Het tweede spoor richt zich op het verbeteren van de randvoorwaarden voor transitie-investeringen
in de chemie: betaalbare energie, infrastructuur en versnelde verduurzaming. De Commissie
benadrukt de unieke positie van de chemische industrie, die niet alleen afhankelijk
is van energie, maar ook van (fossiele) grondstoffen. Deze dubbele afhankelijkheid
moet volgens haar het uitgangspunt vormen voor maatregelen die de sector in staat
stellen de transitie te maken.
De Commissie erkent dat de sector zwaar getroffen wordt door de gestegen energieprijzen
en verwijst naar haar eerder gepresenteerde Actieplan voor betaalbare energie.5 De Commissie kondigt daarnaast aan de staatssteunrichtsnoeren voor indirecte Emissions Trading System (ETS)-kosten (IKC) aan te passen, met het oog op uitbreiding van het aantal in aanmerking
komende subsectoren, zoals deelsectoren binnen de chemie (Q4 2025). Ook wijst de Commissie
op de verbrede mogelijkheden voor het geven van staatssteun onder het Clean Industrial Deal State Aid Framework (CISAF)6, waaronder het bieden van tijdelijke verlichting van elektriciteitskosten voor energie-intensieve,
aan internationale concurrentie blootgestelde industrieën, op voorwaarde dat zij herinvesteren
in verduurzaming. Het kader maakt ook staatssteun mogelijk voor de uitrol van een
breed scala aan decarbonisatietechnologieën, zoals elektrificatie, waterstof, biomassa
en koolstofafvang, -gebruik en -opslag (CCUS), evenals het afdekken van risico’s bij
investeringen in schone energie of decarbonisatieprojecten.
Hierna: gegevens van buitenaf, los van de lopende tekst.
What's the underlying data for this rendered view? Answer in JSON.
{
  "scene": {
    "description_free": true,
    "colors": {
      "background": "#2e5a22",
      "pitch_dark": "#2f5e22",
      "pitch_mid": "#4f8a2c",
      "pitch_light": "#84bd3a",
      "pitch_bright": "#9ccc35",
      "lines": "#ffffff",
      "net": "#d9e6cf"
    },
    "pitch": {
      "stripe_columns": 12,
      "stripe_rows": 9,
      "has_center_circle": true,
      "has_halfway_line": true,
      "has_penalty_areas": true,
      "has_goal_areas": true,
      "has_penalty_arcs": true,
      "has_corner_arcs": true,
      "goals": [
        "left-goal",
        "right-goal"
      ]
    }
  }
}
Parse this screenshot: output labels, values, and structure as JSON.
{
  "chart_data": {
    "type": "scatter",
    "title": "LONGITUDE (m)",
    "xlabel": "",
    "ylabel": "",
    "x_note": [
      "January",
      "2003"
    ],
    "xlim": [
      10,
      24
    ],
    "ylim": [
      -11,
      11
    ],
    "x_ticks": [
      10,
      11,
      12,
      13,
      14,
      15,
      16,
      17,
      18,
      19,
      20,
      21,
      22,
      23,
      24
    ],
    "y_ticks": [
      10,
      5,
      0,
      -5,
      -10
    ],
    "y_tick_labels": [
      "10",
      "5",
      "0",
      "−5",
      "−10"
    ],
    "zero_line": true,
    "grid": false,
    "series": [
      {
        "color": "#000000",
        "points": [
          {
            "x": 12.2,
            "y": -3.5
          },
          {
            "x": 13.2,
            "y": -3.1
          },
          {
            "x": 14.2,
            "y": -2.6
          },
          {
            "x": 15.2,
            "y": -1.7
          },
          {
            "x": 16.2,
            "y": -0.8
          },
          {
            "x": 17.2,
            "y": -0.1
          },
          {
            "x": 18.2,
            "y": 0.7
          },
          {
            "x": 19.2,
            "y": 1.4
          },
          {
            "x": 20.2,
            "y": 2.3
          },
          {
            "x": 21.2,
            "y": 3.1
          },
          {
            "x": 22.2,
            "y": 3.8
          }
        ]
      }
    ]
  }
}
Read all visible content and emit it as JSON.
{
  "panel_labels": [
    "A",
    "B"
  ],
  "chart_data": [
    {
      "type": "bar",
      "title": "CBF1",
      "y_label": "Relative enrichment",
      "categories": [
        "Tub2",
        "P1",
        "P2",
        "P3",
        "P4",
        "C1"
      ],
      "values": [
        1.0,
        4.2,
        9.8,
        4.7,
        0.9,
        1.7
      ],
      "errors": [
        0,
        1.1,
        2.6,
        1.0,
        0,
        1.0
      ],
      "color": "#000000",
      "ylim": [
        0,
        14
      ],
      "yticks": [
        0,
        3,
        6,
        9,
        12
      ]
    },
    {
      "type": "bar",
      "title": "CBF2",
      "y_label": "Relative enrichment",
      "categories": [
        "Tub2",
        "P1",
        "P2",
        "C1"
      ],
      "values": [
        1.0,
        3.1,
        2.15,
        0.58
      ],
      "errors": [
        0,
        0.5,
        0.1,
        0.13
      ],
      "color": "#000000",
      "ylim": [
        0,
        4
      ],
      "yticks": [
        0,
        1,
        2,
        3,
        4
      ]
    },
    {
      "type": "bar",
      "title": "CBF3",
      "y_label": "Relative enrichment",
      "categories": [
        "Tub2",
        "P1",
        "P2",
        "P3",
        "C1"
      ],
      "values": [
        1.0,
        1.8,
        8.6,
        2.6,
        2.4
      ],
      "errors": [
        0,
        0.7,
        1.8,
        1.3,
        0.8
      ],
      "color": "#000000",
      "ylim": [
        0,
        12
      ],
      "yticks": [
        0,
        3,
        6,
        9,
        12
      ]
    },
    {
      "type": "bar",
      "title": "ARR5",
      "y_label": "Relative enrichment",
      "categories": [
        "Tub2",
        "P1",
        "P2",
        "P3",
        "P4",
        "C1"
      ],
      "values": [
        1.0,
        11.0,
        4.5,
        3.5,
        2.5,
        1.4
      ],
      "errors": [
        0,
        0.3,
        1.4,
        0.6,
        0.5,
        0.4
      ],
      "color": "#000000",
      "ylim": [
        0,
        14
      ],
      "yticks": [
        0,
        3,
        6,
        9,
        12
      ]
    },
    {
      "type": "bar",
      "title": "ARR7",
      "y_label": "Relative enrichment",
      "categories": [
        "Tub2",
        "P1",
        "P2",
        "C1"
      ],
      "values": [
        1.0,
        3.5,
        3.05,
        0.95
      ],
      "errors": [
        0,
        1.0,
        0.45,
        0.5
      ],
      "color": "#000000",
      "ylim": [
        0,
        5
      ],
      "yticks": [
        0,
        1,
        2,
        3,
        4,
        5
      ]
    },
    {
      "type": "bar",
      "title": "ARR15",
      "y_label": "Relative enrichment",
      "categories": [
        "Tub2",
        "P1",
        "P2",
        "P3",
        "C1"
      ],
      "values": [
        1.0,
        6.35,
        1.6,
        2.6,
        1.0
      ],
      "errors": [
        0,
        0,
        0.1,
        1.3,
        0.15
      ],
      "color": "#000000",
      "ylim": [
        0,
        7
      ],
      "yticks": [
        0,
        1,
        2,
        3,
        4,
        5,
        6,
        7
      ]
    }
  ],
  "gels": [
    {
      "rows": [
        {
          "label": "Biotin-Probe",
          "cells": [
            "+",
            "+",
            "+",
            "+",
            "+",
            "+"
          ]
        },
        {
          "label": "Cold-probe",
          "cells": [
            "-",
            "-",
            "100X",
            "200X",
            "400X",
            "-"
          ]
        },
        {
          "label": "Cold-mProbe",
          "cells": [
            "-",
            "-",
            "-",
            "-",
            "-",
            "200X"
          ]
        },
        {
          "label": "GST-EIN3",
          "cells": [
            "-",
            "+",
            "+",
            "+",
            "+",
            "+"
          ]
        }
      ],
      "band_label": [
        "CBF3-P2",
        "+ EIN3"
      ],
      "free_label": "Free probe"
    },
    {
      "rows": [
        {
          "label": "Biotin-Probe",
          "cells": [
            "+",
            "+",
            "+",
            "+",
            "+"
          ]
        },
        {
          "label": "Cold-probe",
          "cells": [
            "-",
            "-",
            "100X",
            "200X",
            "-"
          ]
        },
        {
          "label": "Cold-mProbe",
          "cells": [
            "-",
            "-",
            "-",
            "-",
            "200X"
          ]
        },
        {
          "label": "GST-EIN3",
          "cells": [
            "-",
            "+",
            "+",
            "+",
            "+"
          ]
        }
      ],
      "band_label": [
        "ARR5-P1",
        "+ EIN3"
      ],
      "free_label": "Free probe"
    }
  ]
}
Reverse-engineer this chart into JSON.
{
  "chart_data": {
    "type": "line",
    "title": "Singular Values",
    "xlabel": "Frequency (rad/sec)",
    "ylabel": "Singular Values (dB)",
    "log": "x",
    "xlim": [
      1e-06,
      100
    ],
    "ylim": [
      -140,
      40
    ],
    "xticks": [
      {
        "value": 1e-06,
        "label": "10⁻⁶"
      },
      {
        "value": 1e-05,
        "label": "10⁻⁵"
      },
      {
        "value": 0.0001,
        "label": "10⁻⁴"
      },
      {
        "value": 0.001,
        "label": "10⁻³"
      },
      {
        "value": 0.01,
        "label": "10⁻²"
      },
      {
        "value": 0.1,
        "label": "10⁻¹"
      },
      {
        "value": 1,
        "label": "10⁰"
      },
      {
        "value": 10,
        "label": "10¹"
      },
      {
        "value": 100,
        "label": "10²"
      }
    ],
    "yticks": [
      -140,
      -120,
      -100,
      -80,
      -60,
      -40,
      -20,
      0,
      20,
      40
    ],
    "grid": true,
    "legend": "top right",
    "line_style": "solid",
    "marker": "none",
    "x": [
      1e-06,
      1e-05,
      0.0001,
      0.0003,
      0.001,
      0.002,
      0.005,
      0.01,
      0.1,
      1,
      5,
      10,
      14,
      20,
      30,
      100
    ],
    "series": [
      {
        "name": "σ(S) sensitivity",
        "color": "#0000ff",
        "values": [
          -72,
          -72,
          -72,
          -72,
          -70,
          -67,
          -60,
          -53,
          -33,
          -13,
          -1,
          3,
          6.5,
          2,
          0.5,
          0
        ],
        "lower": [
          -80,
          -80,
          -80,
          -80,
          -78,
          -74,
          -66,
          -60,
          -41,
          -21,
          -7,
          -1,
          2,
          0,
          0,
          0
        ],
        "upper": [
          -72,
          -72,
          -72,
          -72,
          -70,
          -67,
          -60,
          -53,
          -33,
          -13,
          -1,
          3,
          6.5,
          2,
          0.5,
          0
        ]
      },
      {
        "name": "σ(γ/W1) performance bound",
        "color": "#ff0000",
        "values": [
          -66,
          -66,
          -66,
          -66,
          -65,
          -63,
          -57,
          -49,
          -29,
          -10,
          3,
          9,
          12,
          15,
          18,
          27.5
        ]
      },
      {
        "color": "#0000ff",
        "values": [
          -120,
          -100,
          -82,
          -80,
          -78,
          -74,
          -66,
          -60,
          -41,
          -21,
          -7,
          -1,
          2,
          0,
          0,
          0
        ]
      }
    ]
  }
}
Om de benodigde transitie te kunnen maken moeten in de chemische industrie vaak nieuwe
installaties worden gebouwd of bestaande infrastructuur worden aangepast en gemoderniseerd.
Hiervoor zijn vergunningen benodigd. Naast reeds genomen maatregelen is eerder aangekondigd
onder de CID-mededeling dat de Commissie met een voorstel voor een Industrial Decarbonisation Accelerator Act zal komen, met concrete maatregelen om de knelpunten bij vergunningsprocedures voor
emissiereductieprojecten van energie-intensieve industrieën te adresseren. Om de uitrol
van elektrificatieprojecten te versnellen, is het essentieel om de toegang tot het
elektriciteitsnet voor chemische installaties te bespoedigen. De Commissie zal eind
2025 in het kader van het European Grid Package met voorstellen komen om de toegang tot het elektriciteitsnet te versnellen. Parallel
wordt op verschillende manieren gewerkt aan ondersteuning voor de opschaling van zowel
hernieuwbare als koolstofarme waterstof en de nodige infrastructuur, omdat ook die
ontwikkelingen moeten bijdragen aan de transitie van de chemische industrie.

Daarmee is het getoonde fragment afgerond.